Eh, I've definitely had issues where Claude can no longer easily do what it's previously done. That's with constant documenting things in appropriate markdown files well and resetting context here and there to keep confusion minimal.

F7F7F7|1 month ago

I don’t care what anyone says about the cycle or that implying that it’s all in our heads. It’s bad bad.

I’m a Max x20 model who had to stop using it this week. Opus was regularly failing on the most basic things.

I regularly use the front end skill to pass mockups and Opus was always pixel perfect. This last week it seemed like the skill had no effect.

I don’t think they are purposely nerfing it but they are definitely using us as guinea pigs. Quantized model? The next Sonnet? The next Haiku? New tokenizing strategies?

ryanar|1 month ago

I noticed that this week. I have a very straightforward claude command that lists exact steps to follow to fetch PR comments to bring them into the context window. Stuff like step one call gh pr view my/repo and it would call it with anthropiclabs/repo instead, it wouldn’t follow all the instructions, it wouldn’t pass the exact command I had written. I pointed out the mistake and it goes oh you are right! Then proceeded to make the same mistake again.

I used this command with sonnet 4.5 too and have never had a problem until this week. Something changed either in the harness or model. This is not just vibes. Workflows I have run hundreds of times have stopped working with Opus 4.5

kachapopopow|1 month ago

They're A/B testing on the latest opus model, sometimes it's good sometimes it's worse than sonnet annoying as hell. I think they trigger it when you have excessive usage or high context use.

hirako2000|1 month ago

Or maybe when usage is low so that we try again.

Or maybe when usage is high they tweak a setting that use cache when it shouldn't.

For all we know they do whatever experiment the want, to demonstrate theoretical better margin, to analyse user patterns when a performance drop occur.

Given what is done in other industries which don't face an existential issue, it wouldn't surprise me some whistle blowers in a few years tell us what's been going on.

root_axis|1 month ago

This has been said about every LLM product from every provider since ChatGPT4. I'm sure nerfing happens, but I think the more likely explanation is that humans have a tendency to find patterns in random noise.

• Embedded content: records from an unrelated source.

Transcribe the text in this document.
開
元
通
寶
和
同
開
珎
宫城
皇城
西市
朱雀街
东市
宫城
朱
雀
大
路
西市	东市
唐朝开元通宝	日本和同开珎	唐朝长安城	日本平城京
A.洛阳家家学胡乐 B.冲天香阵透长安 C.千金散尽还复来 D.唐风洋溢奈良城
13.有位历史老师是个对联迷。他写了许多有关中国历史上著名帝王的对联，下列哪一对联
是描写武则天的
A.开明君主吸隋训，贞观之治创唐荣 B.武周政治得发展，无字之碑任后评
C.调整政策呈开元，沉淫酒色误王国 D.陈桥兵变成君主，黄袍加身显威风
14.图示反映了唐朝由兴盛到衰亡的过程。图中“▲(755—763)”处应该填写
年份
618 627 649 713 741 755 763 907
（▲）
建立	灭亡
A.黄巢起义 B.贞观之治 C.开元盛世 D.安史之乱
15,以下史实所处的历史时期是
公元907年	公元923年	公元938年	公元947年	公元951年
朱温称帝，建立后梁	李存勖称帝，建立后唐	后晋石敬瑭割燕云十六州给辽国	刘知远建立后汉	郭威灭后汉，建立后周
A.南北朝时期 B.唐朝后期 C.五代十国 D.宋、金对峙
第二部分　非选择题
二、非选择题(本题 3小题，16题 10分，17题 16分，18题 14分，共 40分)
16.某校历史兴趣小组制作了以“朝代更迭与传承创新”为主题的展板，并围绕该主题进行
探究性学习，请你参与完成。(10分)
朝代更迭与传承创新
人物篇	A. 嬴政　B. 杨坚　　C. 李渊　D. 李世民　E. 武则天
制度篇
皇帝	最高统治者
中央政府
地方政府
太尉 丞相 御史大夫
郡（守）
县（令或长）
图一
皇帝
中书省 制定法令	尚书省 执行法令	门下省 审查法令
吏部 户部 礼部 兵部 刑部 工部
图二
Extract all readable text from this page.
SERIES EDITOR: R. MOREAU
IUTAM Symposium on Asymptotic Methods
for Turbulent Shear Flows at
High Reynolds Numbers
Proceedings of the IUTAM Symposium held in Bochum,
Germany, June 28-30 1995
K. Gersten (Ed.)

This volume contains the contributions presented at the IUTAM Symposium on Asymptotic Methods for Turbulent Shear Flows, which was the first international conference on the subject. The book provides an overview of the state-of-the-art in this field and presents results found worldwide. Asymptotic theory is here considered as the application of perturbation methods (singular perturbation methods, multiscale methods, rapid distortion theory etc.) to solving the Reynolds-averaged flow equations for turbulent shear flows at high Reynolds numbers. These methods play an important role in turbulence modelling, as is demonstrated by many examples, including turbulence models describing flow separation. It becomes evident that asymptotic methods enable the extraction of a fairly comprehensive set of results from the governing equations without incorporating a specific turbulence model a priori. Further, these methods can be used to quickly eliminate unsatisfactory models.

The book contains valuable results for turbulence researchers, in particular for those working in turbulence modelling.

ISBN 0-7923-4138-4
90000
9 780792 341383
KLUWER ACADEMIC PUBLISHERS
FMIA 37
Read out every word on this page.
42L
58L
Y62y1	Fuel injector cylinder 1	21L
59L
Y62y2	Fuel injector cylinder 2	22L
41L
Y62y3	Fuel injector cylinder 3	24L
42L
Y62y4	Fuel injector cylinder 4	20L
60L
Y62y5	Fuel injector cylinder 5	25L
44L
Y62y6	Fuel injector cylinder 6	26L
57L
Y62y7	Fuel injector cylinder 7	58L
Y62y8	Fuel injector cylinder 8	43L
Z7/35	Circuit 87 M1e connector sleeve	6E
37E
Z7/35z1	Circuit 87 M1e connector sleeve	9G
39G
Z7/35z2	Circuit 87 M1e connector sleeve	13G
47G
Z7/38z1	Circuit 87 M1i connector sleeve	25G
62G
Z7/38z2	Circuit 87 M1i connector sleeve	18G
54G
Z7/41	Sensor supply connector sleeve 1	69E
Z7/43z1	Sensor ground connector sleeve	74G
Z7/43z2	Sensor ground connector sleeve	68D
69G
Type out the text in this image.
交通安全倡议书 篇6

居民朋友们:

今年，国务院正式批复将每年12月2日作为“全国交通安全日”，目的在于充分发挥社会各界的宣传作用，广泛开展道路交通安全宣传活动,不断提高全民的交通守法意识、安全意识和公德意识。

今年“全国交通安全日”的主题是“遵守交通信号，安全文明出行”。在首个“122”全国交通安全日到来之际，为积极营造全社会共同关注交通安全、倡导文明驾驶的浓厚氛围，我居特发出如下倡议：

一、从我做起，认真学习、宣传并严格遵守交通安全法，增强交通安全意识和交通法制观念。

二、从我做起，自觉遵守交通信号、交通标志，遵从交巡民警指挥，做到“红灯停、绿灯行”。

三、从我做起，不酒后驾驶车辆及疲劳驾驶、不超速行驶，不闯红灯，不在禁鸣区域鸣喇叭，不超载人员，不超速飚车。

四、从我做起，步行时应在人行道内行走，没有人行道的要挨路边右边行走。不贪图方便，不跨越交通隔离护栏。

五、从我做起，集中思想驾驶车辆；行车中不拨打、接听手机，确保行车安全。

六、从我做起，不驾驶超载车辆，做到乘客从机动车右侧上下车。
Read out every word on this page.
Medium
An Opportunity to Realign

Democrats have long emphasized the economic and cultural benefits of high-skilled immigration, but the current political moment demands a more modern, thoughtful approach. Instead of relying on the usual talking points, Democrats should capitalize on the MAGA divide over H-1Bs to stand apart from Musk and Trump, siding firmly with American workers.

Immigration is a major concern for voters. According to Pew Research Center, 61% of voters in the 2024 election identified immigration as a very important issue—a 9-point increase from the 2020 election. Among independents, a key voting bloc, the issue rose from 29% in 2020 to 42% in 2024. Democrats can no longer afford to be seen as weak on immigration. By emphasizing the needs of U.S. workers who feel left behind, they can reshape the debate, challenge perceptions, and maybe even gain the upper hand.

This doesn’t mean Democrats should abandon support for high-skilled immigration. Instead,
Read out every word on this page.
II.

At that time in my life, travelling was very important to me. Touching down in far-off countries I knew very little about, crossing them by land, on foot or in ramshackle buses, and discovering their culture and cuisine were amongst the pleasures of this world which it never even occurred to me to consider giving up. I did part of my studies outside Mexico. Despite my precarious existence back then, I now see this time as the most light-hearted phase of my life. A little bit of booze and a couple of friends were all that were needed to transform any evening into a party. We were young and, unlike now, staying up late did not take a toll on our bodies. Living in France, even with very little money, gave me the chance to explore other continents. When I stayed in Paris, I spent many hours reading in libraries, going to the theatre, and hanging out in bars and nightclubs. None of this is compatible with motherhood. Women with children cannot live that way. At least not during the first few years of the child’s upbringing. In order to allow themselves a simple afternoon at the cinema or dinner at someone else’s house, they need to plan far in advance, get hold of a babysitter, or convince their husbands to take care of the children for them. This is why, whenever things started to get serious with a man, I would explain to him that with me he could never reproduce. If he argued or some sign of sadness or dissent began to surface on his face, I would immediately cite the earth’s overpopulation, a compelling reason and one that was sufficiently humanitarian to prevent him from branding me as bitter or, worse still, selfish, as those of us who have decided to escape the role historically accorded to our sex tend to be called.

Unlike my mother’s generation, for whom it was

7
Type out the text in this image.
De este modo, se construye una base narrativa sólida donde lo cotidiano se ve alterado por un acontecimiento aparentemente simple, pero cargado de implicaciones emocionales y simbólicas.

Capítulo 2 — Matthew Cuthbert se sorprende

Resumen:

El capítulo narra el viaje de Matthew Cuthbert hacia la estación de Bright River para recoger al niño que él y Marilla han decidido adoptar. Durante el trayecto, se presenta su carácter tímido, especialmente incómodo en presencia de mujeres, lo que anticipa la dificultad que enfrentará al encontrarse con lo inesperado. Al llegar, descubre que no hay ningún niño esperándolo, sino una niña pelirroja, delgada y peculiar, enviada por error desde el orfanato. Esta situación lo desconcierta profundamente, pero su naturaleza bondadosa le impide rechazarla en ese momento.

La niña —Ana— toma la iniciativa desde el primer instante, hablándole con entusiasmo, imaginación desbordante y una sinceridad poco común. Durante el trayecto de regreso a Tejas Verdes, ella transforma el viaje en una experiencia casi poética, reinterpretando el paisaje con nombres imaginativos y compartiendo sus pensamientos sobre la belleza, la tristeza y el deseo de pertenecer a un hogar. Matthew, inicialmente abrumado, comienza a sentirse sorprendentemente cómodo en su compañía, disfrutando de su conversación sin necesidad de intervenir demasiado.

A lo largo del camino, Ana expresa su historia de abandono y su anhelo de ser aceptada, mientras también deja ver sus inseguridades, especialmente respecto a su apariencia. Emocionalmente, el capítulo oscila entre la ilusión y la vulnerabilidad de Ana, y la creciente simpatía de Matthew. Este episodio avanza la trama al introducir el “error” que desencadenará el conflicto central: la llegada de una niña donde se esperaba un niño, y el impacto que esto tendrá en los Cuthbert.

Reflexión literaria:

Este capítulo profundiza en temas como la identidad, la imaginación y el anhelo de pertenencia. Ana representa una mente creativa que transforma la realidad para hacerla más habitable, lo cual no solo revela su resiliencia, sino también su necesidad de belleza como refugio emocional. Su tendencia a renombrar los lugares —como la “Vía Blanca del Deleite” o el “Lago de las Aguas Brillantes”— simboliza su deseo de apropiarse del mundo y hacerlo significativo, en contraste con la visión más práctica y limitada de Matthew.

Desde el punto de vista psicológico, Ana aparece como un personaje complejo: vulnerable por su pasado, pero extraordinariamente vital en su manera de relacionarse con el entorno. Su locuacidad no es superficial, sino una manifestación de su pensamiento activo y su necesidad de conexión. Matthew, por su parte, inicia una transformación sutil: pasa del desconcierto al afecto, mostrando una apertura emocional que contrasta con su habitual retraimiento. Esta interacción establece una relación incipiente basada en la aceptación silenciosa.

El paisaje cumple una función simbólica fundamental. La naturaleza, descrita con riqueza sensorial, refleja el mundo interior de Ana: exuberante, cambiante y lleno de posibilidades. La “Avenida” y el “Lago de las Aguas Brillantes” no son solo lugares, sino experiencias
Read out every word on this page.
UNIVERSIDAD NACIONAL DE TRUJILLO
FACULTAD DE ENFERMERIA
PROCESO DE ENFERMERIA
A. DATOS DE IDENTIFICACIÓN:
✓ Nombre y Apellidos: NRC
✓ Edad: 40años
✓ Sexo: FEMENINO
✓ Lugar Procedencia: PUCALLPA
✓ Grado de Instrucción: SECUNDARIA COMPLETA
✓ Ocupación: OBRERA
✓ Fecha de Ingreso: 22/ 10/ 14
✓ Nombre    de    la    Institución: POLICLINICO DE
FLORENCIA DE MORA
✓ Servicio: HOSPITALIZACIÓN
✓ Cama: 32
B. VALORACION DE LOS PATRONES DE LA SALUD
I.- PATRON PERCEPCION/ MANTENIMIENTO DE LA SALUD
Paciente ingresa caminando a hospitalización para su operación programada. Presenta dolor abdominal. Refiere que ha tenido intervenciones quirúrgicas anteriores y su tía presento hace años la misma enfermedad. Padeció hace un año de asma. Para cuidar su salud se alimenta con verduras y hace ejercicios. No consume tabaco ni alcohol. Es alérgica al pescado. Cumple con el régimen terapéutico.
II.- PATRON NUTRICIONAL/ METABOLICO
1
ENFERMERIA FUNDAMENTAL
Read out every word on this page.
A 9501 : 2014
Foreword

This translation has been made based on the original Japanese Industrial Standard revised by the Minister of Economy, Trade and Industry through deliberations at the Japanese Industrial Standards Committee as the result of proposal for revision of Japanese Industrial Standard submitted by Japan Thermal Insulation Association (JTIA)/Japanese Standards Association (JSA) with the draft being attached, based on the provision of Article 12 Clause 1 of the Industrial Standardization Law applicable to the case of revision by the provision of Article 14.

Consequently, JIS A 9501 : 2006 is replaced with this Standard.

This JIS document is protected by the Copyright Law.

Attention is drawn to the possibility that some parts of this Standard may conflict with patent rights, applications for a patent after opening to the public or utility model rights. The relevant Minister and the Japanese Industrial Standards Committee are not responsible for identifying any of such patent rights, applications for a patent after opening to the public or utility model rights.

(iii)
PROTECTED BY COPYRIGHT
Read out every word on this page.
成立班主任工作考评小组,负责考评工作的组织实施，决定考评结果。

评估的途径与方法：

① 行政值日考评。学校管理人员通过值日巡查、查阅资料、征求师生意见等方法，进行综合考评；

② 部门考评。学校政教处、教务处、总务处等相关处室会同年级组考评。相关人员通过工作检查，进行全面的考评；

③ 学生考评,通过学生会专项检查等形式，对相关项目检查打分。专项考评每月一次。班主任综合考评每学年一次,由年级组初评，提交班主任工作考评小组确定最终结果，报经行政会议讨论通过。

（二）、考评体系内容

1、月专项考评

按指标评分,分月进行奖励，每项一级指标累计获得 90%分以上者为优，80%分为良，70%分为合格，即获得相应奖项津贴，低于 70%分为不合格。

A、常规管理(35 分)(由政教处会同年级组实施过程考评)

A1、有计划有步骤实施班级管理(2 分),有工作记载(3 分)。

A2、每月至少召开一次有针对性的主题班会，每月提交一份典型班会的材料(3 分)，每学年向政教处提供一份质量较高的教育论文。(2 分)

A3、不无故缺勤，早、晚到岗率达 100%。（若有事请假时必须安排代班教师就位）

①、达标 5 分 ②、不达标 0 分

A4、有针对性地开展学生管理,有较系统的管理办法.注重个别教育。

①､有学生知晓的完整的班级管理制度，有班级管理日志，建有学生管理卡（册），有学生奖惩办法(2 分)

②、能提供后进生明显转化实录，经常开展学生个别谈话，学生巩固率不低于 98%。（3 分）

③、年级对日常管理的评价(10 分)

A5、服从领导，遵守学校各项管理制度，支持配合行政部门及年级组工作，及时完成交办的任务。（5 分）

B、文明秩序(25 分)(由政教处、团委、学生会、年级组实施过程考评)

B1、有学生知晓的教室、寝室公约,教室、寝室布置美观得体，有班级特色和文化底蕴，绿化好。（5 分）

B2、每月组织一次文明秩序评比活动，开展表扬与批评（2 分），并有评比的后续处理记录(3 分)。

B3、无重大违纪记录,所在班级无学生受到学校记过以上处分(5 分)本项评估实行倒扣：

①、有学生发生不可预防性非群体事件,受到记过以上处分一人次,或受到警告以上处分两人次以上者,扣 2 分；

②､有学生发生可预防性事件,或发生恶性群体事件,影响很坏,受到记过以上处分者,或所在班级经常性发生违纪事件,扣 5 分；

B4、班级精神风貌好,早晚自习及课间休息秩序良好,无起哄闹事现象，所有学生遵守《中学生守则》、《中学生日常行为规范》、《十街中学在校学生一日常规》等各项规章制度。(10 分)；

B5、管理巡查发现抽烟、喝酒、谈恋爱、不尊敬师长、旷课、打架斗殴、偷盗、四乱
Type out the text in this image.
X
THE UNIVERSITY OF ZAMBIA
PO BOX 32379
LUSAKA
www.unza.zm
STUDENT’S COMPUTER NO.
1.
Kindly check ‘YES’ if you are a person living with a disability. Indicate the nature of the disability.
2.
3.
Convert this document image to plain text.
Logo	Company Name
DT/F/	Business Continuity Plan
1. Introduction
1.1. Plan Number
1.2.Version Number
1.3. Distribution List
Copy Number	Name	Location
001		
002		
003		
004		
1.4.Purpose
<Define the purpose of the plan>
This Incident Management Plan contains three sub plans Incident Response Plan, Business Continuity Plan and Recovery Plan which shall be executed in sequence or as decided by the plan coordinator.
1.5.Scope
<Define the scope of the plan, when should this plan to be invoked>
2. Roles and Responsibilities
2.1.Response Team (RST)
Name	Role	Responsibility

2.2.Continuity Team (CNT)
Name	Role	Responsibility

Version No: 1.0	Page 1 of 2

measurablefunc|1 month ago

They are constantly trying to reduce costs which means they're constantly trying to distill & quantize the models to reduce the energy cost per request. The models are constantly being "nerfed", the reduction in quality is a direct result of seeking profitability. If they can charge you $200 but use only half the energy then they pocket the difference as their profit. Otherwise they are paying more to run their workloads than you are paying them which means every request loses them money. Nerfing is inevitable, the only question is how much it reduces response quality & what their customers are willing to put up with.

landl0rd|1 month ago

I've observed the same random foreign-language characters (I believe chinese or japanese?) interspersed without rhyme or reason that I've come to expect from low-quality, low-parameter-count models, even while using "opus 4.5".

An upcoming IPO increases pressure to make financials look prettier.

boringg|1 month ago

Ive seen this too and ignored it. Weird

epolanski|1 month ago

Not really.

In fact as my prompts and documents get better it seems it does increasingly better.

Still, it can't replace a human, I really need to correct it at all, and if I try to one shot a feature I always end up spending more time refactoring it few days later.

Still, it's a huge boost to productivity, but the time it can take over without detailed info and oversight is far away.